Another job applicant, an IT system administrator who wishes to remain anonymous, used an iOS app called “Chat AI: Ask & Write Anything.” They say, “It offered valuable suggestions for phrasing and keywords, which I found incredibly useful in making my application stand out. Additionally, I used the app to create a customized cover letter tailored to each position I applied for, ensuring that my application was relevant and engaging.” They added that it was a major time-saver with materials that were “polished and professional,” giving them more confidence. “I can say that AI is mind-blowing… I had a Zoom interview with [the employer] and it all went perfectly.”
Tips on using ChatGPT for resumes and cover letters
Have you decided using ChatGPT for your resume and cover letter is worth risking your application being flagged? Here’s what experts say to keep in mind:
Give your ChatGPT resume a personal touch.
Mallory says to provide work history, accomplishments and more so that it gives a template that works best for your needs. “Then, read it. Edit it. Make personalized adjustments. Don’t just take it fresh off the press and hand it to the nearest hiring manager. Make sure that the content you’re handing out is accurate, personal and uniquely yours,” he says.
Use it for your cover letter instead of your resume.
Matthew Warzel, president of resume writing and career coaching firm MJW Careers, LLC, writes in his blog that ChatGPT is more suited to cover letter writing than resumes. “Your resume is like a Lego set. Every build is different from the other sets. You are using the same blocks and colors as other sets, but each set comes with its own instructions, amounts of Lego block types and free reign as to how you want to tackle the build,” he writes.

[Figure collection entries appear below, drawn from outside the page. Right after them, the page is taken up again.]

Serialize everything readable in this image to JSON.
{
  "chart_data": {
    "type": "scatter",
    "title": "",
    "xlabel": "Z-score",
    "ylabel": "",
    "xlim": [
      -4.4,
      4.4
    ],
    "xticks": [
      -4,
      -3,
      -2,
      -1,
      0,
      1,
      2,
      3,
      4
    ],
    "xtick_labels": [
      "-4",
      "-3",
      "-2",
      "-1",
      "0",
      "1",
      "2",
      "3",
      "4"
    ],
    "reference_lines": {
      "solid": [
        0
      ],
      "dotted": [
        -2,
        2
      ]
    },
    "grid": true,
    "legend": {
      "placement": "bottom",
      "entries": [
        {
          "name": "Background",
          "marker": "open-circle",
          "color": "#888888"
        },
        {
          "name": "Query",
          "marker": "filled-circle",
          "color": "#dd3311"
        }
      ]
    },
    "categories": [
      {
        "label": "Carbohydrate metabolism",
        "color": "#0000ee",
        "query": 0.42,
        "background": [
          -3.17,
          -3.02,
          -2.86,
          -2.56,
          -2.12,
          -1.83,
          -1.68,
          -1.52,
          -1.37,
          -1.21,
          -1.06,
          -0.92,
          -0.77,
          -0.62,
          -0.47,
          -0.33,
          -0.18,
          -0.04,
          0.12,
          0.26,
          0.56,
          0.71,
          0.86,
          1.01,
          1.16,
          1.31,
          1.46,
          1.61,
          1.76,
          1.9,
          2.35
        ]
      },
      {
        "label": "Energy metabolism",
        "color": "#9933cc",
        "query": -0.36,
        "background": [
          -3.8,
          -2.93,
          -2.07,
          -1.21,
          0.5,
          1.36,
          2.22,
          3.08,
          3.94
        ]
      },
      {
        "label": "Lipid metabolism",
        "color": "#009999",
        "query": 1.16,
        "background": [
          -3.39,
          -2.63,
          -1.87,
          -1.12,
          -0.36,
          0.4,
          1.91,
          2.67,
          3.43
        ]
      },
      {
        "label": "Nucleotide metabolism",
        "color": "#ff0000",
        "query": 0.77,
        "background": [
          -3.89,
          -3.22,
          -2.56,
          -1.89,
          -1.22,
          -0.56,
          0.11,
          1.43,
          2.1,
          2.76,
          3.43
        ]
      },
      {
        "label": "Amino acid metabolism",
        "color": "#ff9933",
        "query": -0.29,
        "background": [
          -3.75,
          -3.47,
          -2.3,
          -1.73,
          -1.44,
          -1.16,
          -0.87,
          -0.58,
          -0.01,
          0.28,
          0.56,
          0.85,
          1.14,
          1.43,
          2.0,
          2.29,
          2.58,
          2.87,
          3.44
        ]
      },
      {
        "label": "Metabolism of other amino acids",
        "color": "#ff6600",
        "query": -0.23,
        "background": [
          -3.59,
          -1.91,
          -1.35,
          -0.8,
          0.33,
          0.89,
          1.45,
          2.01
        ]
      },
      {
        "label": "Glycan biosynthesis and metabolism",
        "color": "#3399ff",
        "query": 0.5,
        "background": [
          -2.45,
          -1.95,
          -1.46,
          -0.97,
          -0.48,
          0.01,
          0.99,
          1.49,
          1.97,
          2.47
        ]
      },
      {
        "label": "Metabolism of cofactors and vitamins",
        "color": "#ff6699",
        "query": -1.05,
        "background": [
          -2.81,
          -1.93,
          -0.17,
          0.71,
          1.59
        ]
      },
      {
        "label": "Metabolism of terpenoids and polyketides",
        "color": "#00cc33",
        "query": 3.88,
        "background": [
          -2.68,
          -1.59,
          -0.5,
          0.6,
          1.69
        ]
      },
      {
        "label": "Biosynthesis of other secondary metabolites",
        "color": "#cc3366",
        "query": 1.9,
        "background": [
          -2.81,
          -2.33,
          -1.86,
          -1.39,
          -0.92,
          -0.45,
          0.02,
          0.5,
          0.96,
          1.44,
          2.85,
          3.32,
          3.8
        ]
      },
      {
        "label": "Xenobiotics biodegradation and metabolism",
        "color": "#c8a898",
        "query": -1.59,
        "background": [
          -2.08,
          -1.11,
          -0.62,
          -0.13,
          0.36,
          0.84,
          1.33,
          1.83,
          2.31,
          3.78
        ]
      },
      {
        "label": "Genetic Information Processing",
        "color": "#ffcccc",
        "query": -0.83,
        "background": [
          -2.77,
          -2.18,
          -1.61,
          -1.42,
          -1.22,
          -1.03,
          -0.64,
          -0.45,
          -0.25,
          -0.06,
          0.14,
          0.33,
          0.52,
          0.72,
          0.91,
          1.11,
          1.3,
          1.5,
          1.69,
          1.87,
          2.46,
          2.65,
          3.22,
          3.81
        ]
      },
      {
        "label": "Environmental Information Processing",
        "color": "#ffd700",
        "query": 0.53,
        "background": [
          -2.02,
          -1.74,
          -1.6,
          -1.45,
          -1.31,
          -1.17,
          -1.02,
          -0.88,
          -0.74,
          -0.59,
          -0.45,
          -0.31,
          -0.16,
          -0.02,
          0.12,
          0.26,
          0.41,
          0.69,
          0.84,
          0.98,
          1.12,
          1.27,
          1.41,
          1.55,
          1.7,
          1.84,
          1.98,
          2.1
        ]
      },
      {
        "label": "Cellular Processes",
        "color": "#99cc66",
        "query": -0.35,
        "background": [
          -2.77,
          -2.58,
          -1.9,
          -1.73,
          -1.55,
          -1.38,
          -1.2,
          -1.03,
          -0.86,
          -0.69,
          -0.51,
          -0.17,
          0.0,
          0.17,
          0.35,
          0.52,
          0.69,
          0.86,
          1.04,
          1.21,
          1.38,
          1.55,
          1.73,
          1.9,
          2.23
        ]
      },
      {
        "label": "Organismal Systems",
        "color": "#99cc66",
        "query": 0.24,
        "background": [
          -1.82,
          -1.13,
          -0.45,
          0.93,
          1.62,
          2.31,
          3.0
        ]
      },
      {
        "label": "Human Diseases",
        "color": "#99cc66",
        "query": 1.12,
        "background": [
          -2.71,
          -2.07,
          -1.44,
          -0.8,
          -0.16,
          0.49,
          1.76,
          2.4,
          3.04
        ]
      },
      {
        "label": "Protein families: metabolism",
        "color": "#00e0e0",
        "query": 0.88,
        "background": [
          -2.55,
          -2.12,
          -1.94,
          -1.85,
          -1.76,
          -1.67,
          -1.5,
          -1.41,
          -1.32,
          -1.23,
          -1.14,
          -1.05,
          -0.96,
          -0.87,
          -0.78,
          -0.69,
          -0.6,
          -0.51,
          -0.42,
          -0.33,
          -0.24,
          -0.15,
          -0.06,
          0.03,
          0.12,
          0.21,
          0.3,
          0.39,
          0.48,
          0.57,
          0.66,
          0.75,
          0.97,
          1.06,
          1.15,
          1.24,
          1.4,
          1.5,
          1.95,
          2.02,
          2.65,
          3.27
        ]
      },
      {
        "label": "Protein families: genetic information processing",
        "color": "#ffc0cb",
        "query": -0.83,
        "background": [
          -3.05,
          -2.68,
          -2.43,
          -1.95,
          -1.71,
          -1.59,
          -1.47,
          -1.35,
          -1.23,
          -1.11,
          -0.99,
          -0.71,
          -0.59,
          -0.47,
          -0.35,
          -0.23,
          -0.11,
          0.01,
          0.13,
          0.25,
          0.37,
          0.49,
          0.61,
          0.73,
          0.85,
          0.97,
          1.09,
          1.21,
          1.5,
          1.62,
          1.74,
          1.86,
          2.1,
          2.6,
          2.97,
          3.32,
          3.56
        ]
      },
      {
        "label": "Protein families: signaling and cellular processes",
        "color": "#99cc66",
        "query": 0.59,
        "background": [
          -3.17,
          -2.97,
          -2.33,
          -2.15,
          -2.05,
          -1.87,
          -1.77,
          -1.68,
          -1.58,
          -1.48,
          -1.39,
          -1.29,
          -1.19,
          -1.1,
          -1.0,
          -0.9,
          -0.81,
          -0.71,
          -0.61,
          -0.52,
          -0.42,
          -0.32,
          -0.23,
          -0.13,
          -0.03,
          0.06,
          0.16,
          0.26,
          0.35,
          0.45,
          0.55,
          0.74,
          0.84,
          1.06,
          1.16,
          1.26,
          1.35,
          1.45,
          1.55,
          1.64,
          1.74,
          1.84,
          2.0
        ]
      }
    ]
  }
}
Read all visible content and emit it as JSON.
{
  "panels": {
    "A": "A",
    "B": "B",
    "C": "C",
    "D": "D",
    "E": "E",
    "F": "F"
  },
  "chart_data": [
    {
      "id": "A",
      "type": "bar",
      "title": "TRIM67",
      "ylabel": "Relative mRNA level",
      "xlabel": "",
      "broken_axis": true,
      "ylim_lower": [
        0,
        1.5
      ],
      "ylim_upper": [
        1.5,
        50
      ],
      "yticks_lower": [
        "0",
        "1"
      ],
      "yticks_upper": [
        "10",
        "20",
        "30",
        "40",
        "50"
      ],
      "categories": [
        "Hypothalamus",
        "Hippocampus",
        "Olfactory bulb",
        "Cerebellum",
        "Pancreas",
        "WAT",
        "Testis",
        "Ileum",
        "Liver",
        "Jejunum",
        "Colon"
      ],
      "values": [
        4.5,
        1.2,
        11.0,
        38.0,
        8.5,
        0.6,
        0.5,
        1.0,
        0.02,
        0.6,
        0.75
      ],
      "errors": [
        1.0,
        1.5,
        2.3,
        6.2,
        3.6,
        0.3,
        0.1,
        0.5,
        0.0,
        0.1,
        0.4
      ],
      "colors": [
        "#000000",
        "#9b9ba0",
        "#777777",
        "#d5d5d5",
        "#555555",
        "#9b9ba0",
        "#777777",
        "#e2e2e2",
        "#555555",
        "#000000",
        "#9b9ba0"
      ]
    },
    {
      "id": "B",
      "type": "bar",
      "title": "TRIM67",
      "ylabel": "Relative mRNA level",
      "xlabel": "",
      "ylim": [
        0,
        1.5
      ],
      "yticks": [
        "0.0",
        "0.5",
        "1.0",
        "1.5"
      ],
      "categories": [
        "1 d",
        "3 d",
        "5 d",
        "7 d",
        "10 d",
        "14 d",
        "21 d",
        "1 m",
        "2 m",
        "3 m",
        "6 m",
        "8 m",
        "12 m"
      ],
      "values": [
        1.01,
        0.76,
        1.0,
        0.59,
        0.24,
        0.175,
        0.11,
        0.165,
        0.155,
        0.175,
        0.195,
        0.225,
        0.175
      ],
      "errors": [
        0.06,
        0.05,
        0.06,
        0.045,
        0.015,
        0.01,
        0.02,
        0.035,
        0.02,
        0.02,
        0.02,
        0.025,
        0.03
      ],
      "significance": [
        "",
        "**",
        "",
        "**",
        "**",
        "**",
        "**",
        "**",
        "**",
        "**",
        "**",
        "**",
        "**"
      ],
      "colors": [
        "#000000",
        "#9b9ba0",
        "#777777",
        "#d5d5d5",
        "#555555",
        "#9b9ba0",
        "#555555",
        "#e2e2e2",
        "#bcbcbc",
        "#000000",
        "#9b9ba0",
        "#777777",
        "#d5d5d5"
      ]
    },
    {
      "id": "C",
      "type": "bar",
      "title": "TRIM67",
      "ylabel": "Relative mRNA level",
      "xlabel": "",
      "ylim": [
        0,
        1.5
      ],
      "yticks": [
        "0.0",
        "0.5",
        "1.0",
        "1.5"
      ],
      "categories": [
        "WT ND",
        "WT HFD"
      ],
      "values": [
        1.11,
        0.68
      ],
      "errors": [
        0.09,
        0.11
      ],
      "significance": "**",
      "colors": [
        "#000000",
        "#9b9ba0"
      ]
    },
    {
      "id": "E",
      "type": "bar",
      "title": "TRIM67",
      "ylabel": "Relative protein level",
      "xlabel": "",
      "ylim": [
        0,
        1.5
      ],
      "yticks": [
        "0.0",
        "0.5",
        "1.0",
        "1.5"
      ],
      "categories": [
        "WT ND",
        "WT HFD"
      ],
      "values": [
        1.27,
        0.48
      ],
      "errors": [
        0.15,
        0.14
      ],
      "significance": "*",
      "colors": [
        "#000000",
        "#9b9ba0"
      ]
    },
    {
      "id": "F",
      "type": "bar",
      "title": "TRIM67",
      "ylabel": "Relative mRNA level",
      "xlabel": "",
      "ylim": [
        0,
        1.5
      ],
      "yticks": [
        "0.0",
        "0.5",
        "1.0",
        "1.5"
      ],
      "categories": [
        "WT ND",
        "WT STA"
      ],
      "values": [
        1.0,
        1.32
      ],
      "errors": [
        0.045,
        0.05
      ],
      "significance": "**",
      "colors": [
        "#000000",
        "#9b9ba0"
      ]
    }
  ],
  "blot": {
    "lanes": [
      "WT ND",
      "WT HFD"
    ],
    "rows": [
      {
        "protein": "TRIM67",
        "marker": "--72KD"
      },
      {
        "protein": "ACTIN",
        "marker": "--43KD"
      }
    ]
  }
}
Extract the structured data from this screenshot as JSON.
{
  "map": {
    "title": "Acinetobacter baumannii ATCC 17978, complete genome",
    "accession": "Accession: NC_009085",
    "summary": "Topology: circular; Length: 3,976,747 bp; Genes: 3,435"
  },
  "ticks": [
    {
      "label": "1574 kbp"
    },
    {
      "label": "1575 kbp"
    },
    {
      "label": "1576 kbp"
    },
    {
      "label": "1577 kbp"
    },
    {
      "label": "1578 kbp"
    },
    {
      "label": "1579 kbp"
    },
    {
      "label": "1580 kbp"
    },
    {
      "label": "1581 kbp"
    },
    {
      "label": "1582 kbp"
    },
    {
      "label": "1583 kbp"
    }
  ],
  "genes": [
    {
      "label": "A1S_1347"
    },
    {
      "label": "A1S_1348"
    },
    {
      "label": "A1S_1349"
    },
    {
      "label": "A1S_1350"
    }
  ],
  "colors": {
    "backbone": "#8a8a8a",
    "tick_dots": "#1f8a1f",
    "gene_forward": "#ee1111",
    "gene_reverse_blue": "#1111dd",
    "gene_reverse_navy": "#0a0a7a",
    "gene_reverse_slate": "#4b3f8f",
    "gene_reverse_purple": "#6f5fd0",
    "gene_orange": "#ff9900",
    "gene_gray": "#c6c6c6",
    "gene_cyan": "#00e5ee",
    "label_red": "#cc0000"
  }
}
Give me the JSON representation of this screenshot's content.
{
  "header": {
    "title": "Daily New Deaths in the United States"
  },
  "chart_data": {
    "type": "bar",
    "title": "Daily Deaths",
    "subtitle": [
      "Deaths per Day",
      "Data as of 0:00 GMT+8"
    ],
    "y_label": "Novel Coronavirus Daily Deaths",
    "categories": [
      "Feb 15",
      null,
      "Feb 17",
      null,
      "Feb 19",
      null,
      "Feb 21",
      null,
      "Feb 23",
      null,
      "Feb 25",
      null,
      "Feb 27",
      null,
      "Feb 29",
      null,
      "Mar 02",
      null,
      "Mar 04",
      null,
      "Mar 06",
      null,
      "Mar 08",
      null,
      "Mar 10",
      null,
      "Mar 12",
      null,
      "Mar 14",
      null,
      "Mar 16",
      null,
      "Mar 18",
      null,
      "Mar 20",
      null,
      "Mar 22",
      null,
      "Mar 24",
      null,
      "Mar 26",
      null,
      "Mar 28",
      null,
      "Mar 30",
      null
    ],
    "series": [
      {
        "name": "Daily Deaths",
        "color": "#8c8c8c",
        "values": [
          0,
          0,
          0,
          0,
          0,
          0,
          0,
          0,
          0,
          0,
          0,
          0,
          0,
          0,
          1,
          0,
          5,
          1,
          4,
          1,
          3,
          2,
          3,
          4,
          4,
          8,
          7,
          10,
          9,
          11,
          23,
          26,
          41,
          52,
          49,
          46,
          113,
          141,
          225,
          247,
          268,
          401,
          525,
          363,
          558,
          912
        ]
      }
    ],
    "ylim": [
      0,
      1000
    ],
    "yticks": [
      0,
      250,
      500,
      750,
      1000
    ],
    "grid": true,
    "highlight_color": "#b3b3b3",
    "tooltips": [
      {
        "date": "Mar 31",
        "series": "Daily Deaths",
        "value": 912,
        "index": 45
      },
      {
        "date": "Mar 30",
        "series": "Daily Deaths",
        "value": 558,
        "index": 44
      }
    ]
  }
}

Instead, try it first with your cover letter. “I can see ChatGPT taking that over unless of course, you want to invest in having a more in-depth cover letter that maybe shows why you are a pain point resolver.”
Overall, the cover letter is a bit lower stakes than the resume. “Take the time to invest in your career. That includes your resume. This isn’t a willy-nilly piece of paper,” Warzel adds.
Your resume might look like others.
Finally, keep in mind 2,000 other applicants might be looking to ChatGPT too, making your resume less likely to stand out, Royal says.
ChatGPT doubts its own abilities with resumes.
Warzel jokes in his blog that when he asked ChatGPT “Why won’t ChatGPT takeover resume writing?,” the program itself doubted its abilities for three reasons, the first being: “Creating a good resume is not just about following a set of rules or templates. It requires understanding the job seeker’s specific skills, experience and career objectives, and presenting that information in a way that effectively highlights their strengths and accomplishments. This requires a level of personalization and nuance that an AI may not be able to fully capture.”